I listen to their conversations, about love and hate, joy and pain, many stories of the war and what they went through. Together they created this small family, a home with no ground. Here I stay in between and I feel that I could belong again.
Immersed in a sense of displacement within time and space of various lives, the project started as an attempt for me to understand the situation I found my self in “Exile”. I started documenting the lives of my mother and her two friends, all originating from different cities and backgrounds in Syria, I observe how these women managed to support each other and create a new connection.
Through telling personal stories of exiled women, the project addresses the reflection of having to leave one’s home with no possibility of going back. It raises topics related to losing identity, difficulties of belonging, the true meaning of home and separation and the process of trying to rebuild from nothing. All of this is explored while going through traumatic war experiences and dealing with PTSD. I wanted to show what it looks like from inside our walls, giving a subjective perspective to a subject that is often approached from an “outside” point of view, represented as numbers rather than as individuals and humans.

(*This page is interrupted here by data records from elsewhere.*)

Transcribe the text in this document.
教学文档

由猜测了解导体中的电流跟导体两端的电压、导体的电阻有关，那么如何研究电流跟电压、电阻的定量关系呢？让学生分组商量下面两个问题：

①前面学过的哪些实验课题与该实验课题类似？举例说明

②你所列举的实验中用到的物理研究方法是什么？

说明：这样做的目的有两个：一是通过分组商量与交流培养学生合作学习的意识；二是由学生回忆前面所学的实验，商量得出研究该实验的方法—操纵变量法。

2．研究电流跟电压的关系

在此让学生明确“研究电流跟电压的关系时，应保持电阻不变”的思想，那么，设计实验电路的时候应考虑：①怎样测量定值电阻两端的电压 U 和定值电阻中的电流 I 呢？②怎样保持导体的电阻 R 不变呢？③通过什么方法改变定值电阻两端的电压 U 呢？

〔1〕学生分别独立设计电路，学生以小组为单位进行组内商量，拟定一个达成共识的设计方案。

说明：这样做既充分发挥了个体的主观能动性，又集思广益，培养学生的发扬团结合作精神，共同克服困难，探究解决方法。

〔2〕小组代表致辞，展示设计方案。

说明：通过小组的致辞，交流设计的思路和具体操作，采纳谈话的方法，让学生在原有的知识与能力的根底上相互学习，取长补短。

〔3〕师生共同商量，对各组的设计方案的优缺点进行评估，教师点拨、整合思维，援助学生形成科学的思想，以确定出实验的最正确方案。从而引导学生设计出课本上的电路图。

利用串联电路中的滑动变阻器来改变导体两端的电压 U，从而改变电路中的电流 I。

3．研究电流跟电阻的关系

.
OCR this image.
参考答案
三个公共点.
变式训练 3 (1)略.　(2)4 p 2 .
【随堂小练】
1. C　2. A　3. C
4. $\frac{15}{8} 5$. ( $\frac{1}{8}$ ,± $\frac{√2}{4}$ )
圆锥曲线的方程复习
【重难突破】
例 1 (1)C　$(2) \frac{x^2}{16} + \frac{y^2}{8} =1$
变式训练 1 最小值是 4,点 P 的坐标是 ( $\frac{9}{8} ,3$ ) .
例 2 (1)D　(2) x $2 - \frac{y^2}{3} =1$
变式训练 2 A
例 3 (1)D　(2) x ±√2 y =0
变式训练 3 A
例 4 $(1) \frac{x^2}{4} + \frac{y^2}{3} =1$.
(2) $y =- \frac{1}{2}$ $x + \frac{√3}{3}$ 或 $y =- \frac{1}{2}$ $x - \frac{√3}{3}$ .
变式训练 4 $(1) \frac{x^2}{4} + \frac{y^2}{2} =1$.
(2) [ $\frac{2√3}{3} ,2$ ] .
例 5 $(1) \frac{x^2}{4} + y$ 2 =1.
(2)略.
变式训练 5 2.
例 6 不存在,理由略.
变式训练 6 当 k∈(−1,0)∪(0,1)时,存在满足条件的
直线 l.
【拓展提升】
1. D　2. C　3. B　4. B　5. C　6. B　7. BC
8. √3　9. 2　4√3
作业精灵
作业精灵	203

During the course of this project, I realised that not only my mother and her friends, but women from various communities in exile, also abstained from hairdressers. When I asked them why, their response was often a simple “I don’t know why.” Yet, as they continued speaking, they unveiled the challenges of exile: the struggle for confidence, constant change, enduring waiting periods, language barriers, the process of adaptation, and the recurrent experience of loss, so in the light of this they search for each other they all became hairdressers.”